Hiron Ennes’ Leech is eerily good, an unsettling tale of parasites, shared consciousness and collective history that’s quietly creepy and endlessly compelling. In a bleak, ravaged world, the Interprovincial Medical Institute has cornered the market in medical personnel…by possessing the body of every living doctor, sharing its gestalt awareness across countless physical forms. When one of its number dies in a remote snow-shrouded château, it simply sends another to take its place. When the replacement arrives however, it finds that its predecessor’s death was far from natural, with a horrifying parasite having taken root in that body.
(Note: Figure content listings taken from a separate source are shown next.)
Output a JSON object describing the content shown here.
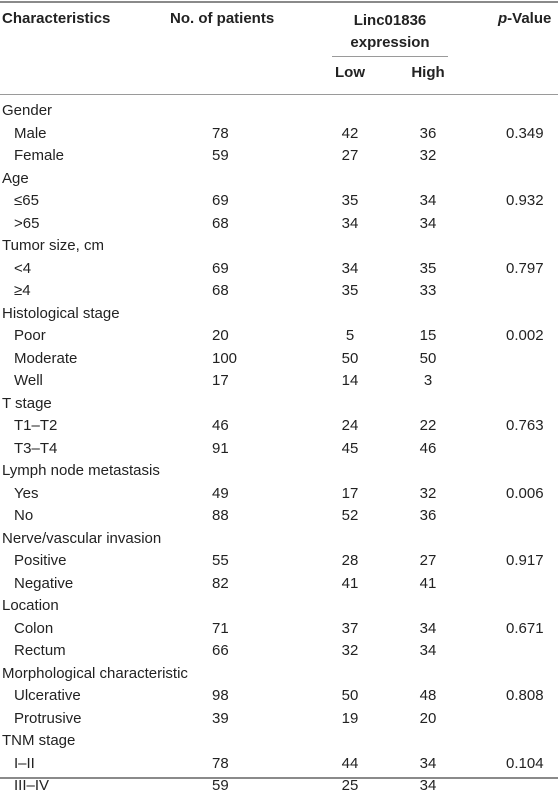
{
  "header": {
    "characteristics": "Characteristics",
    "patients": "No. of patients",
    "expression_line1": "Linc01836",
    "expression_line2": "expression",
    "low": "Low",
    "high": "High",
    "pvalue_italic": "p",
    "pvalue_rest": "-Value"
  },
  "rows": [
    {
      "type": "group",
      "label": "Gender"
    },
    {
      "type": "sub",
      "label": "Male",
      "n": "78",
      "low": "42",
      "high": "36",
      "p": "0.349"
    },
    {
      "type": "sub",
      "label": "Female",
      "n": "59",
      "low": "27",
      "high": "32",
      "p": ""
    },
    {
      "type": "group",
      "label": "Age"
    },
    {
      "type": "sub",
      "label": "≤65",
      "n": "69",
      "low": "35",
      "high": "34",
      "p": "0.932"
    },
    {
      "type": "sub",
      "label": ">65",
      "n": "68",
      "low": "34",
      "high": "34",
      "p": ""
    },
    {
      "type": "group",
      "label": "Tumor size, cm"
    },
    {
      "type": "sub",
      "label": "<4",
      "n": "69",
      "low": "34",
      "high": "35",
      "p": "0.797"
    },
    {
      "type": "sub",
      "label": "≥4",
      "n": "68",
      "low": "35",
      "high": "33",
      "p": ""
    },
    {
      "type": "group",
      "label": "Histological stage"
    },
    {
      "type": "sub",
      "label": "Poor",
      "n": "20",
      "low": "5",
      "high": "15",
      "p": "0.002"
    },
    {
      "type": "sub",
      "label": "Moderate",
      "n": "100",
      "low": "50",
      "high": "50",
      "p": ""
    },
    {
      "type": "sub",
      "label": "Well",
      "n": "17",
      "low": "14",
      "high": "3",
      "p": ""
    },
    {
      "type": "group",
      "label": "T stage"
    },
    {
      "type": "sub",
      "label": "T1–T2",
      "n": "46",
      "low": "24",
      "high": "22",
      "p": "0.763"
    },
    {
      "type": "sub",
      "label": "T3–T4",
      "n": "91",
      "low": "45",
      "high": "46",
      "p": ""
    },
    {
      "type": "group",
      "label": "Lymph node metastasis"
    },
    {
      "type": "sub",
      "label": "Yes",
      "n": "49",
      "low": "17",
      "high": "32",
      "p": "0.006"
    },
    {
      "type": "sub",
      "label": "No",
      "n": "88",
      "low": "52",
      "high": "36",
      "p": ""
    },
    {
      "type": "group",
      "label": "Nerve/vascular invasion"
    },
    {
      "type": "sub",
      "label": "Positive",
      "n": "55",
      "low": "28",
      "high": "27",
      "p": "0.917"
    },
    {
      "type": "sub",
      "label": "Negative",
      "n": "82",
      "low": "41",
      "high": "41",
      "p": ""
    },
    {
      "type": "group",
      "label": "Location"
    },
    {
      "type": "sub",
      "label": "Colon",
      "n": "71",
      "low": "37",
      "high": "34",
      "p": "0.671"
    },
    {
      "type": "sub",
      "label": "Rectum",
      "n": "66",
      "low": "32",
      "high": "34",
      "p": ""
    },
    {
      "type": "group",
      "label": "Morphological characteristic"
    },
    {
      "type": "sub",
      "label": "Ulcerative",
      "n": "98",
      "low": "50",
      "high": "48",
      "p": "0.808"
    },
    {
      "type": "sub",
      "label": "Protrusive",
      "n": "39",
      "low": "19",
      "high": "20",
      "p": ""
    },
    {
      "type": "group",
      "label": "TNM stage"
    },
    {
      "type": "sub",
      "label": "I–II",
      "n": "78",
      "low": "44",
      "high": "34",
      "p": "0.104"
    },
    {
      "type": "sub",
      "label": "III–IV",
      "n": "59",
      "low": "25",
      "high": "34",
      "p": ""
    }
  ]
}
As a bitter winter closes in and the presence of its distant bodies fades, the château’s doctor is soon trapped inside with the fractious residents, few real resources, and an insidious, unseen but utterly deadly enemy.
A mind-bending tale full of cognitive dissonance, complicated identities, sinister folklore, hazy half-memories and distant allusions, Leech is hard to talk about without giving spoilers but absolutely worth reading for anyone interested in strange, unconventional horror stories. After all, the protagonist here is a distributed, parasitical consciousness with hundreds of bodies under its sway, which takes umbrage at the discovery of another (albeit deeply disturbing) parasite that threatens its identity, and possibly its existence. And that’s only the tip of the weird iceberg! Events take place mostly in and around the creepy confines of the château, all faded grandeur and chilly corridors, populated by a family of fairly awful aristocrats and unhappy, put-upon servants. The wider reality of the setting is gradually explored too, a sort of post-apocalyptic world with ambiguous hints of past catastrophes, trying to rebuild itself from scraps of ancient knowledge.
To keep things manageable the narration is all from the perspective of a single body – the château’s new doctor – whose own personality starts to surface as the presence of the Institute wanes. It’s very much a story about shifting perspectives though, blending a gothic tone with a distinct sense of psychological horror (not to mention bits of everything from creature feature to body horror) to explore questions of identity, the fear of impostors, and a descent into madness by way of the dreamlike blurred lines between reality and unreality, present and past. Nothing is quite what it seems to begin with, and elements of the world building and the characters’ backstories are slowly unveiled at often unexpected moments and to unsettling, surprising effect. It’s also a story about monsters and their victims, some of which are interchangeable, with almost every character finding themselves trapped – by circumstance, by family, by station, by the snow and the cold and the isolation.
This is a fascinating novel, strange and dark and determined not to take the easy route, and with a voice and an identity all of its own. It’s certainly not an easy read in the way the narrative is structured and certain pieces of information are withheld, but even at its most disturbing (and it really does get quite bizarre) it’s utterly impossible to put down. What ties it all together and makes everything work is Ennes’ genuinely beautiful prose, which brings the world and the characters to such vivid, horrifying life that you can almost feel the cold and see the squirming black tendrils of impossible parasitic life. A book about two appalling, inhuman parasites battling for control and survival really shouldn’t be this compelling, but the mind-bending concepts – including the ultimate expression of talking to oneself – make a strange kind of sense, and somehow the alien existential crisis at the heart of this story ends up feeling very human. This won’t be for everyone, but horror fans looking for something properly weird, and challenging in all the best ways, will find a lot to enjoy.
Review copy provided by the publisher.